En entrevista para el medio Canal 44, el Doctor Arturo Curiel Ballesteros, investigador y académico de la Universidad de Guadalajara, a cargo del área de investigación de ecosistemas y salud de la maestría en ciencias de la salud, nos permite entender parte de las razones por las cuales dichos programas ambientales no están resultando efectivos.

“Son acciones que tienen impactos muy limitados, inclusive se neutralizan a partir de la dinámica que tienen las grandes ciudades. Cuando se habla de verificación se revisa que la contaminación que emite un automóvil sea acorde al modelo de dicho automóvil, es decir, lo que se busca es que los propietarios de vehículos tengan la responsabilidad de hacerse cargo del buen mantenimiento de su vehículo y que, a partir de eso, se emita lo que indica el fabricante.

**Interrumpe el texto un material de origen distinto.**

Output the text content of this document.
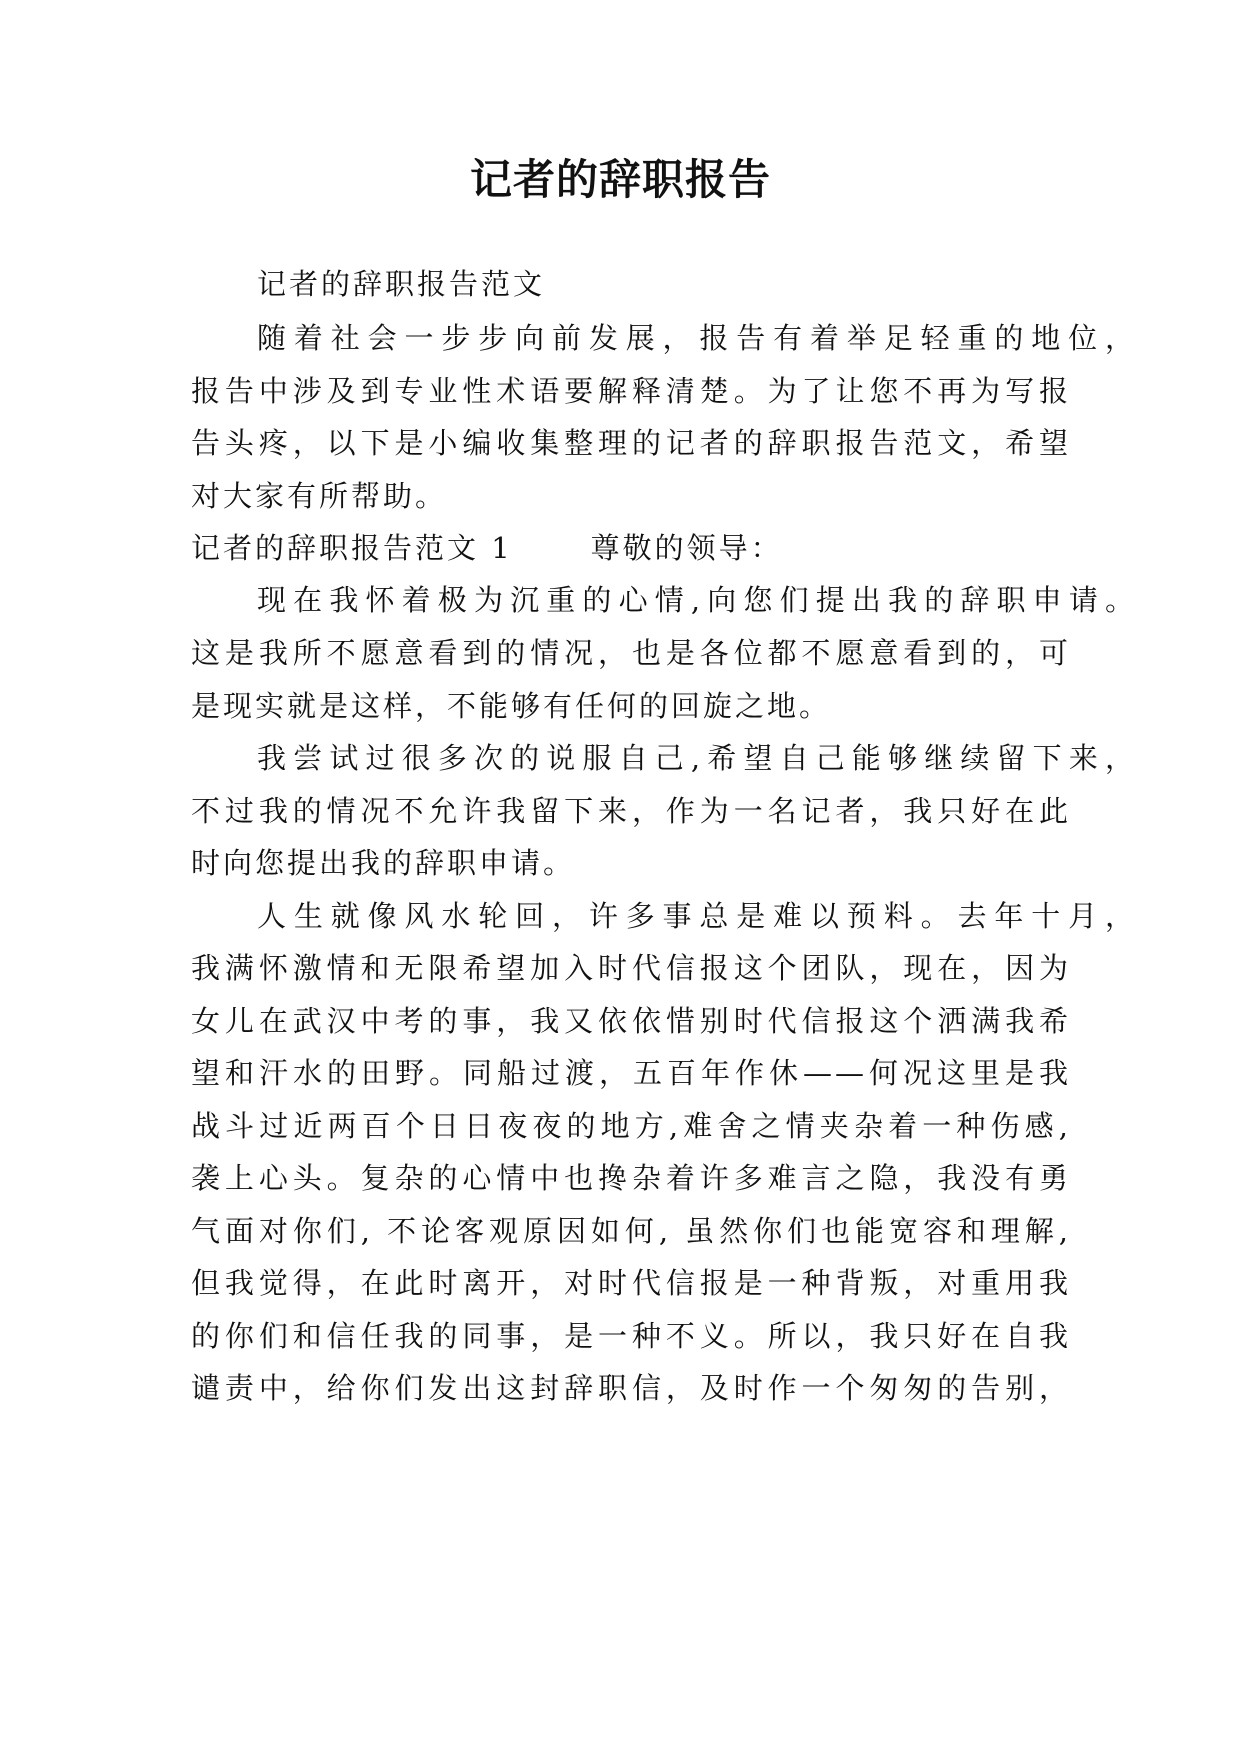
记者的辞职报告

记者的辞职报告范文

随着社会一步步向前发展，报告有着举足轻重的地位，

报告中涉及到专业性术语要解释清楚。为了让您不再为写报

告头疼，以下是小编收集整理的记者的辞职报告范文，希望

对大家有所帮助。

记者的辞职报告范文 1	尊敬的领导：

现在我怀着极为沉重的心情,向您们提出我的辞职申请。

这是我所不愿意看到的情况，也是各位都不愿意看到的，可

是现实就是这样，不能够有任何的回旋之地。

我尝试过很多次的说服自己,希望自己能够继续留下来，

不过我的情况不允许我留下来，作为一名记者，我只好在此

时向您提出我的辞职申请。

人生就像风水轮回，许多事总是难以预料。去年十月，

我满怀激情和无限希望加入时代信报这个团队，现在，因为

女儿在武汉中考的事，我又依依惜别时代信报这个洒满我希

望和汗水的田野。同船过渡，五百年作休——何况这里是我

战斗过近两百个日日夜夜的地方,难舍之情夹杂着一种伤感,

袭上心头。复杂的心情中也搀杂着许多难言之隐，我没有勇

气面对你们, 不论客观原因如何, 虽然你们也能宽容和理解,

但我觉得，在此时离开，对时代信报是一种背叛，对重用我

的你们和信任我的同事，是一种不义。所以，我只好在自我

谴责中，给你们发出这封辞职信，及时作一个匆匆的告别，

“Esto nos lleva a una realidad en donde un vehículo puede ser muy contaminante, que es de los 80, por ejemplo, y va a seguir siendo contaminante, aunque pase la verificación. La afinación del vehículo es parte de una responsabilidad que debe tener cualquier propietario de un vehículo.

“El problema que tenemos es que si antes, un automovilista hacía un recorrido que le tomaba media hora, por ejemplo, en un trayecto de casa al trabajo, ahora por el incremento del tránsito vehicular y la saturación de las vialidades le puede tomar una hora o más, lo que neutraliza la parte del efecto que pueda tener la verificación vehicular.

“Es decir, la parte de emisión de contaminantes no sólo esta relacionada directamente con el modelo del vehículo o con si se verifica o no o con si deja de circular o no, sino que tiene que ver con la dinámica que se tiene el índice de motorización que tienen los vehículos y eso cada vez va empeorando. Entonces, esa misma realidad va neutralizando los efectos benéficos posibles que pudiera tener una acción como los programas ambientales existentes”, señaló el especialista.

Esto nos lleva a la reflexión de que, por muy apegado que un vehículo esté a la norma de emisiones contaminantes y cumpla con el requisito, lo cierto es que contaminará más porque el auto pasa más tiempo en la calle, atorado en los embotellamientos, que en años anteriores, pero también existe otro factor determinante.

La velocidad de un vehículo, esté verificado o no, también es muy importante para la emisión de contaminantes, pues a partir del número de veces que ponemos en movimiento el auto. Si estamos ante un episodio de intenso tránsito y cada vez que aceleramos para moverlo, esos son los momentos de mayores emisiones.

Para el investigador, es muy importante tomar en consideración esta fuente de emisiones contaminantes que representan los vehículos, pero también lo es reconocer que referirlos a programas como la verificación vehicular, es una acción que “no tiene mayores consecuencias en la reducción de la contaminación ni en la mejora de las condiciones de salud de la población”.

Por lo que, derivado de lo anterior, aquí el problema es la sobre población de vehículos en las calles, que ya por eso generan mayores contaminantes, a lo que se suman embotellamientos cada vez más intensos y, en consecuencia, al pasar más tiempo en las calles, dichos vehículos generan mas emisiones.

De acuerdo con estimaciones del Banco Interamericano de Desarrollo, México pierde alrededor de 56,800 millones de pesos anuales en productividad debido al tráfico vehicular que padecen sus ciudadanos, quienes pasamos, en promedio, alrededor de 1,680 horas, lo que equivale a m+as de 70 días al año, atrapados en el tráfico.

Según el estudio y coincidiendo con el investigador, el problema se relaciona con el crecimiento del área metropolitana y un aumento significativo en el número de automóviles, camiones pesados y motos que circulan todos los días. Actualmente, según el Inegi, circulan alrededor de 52 millones de vehículos en el país. Sólo en la Ciudad de México, la Secretaría de Movilidad tiene registrado que cada día circulan entre 5.5 y 6 millones de vehículos.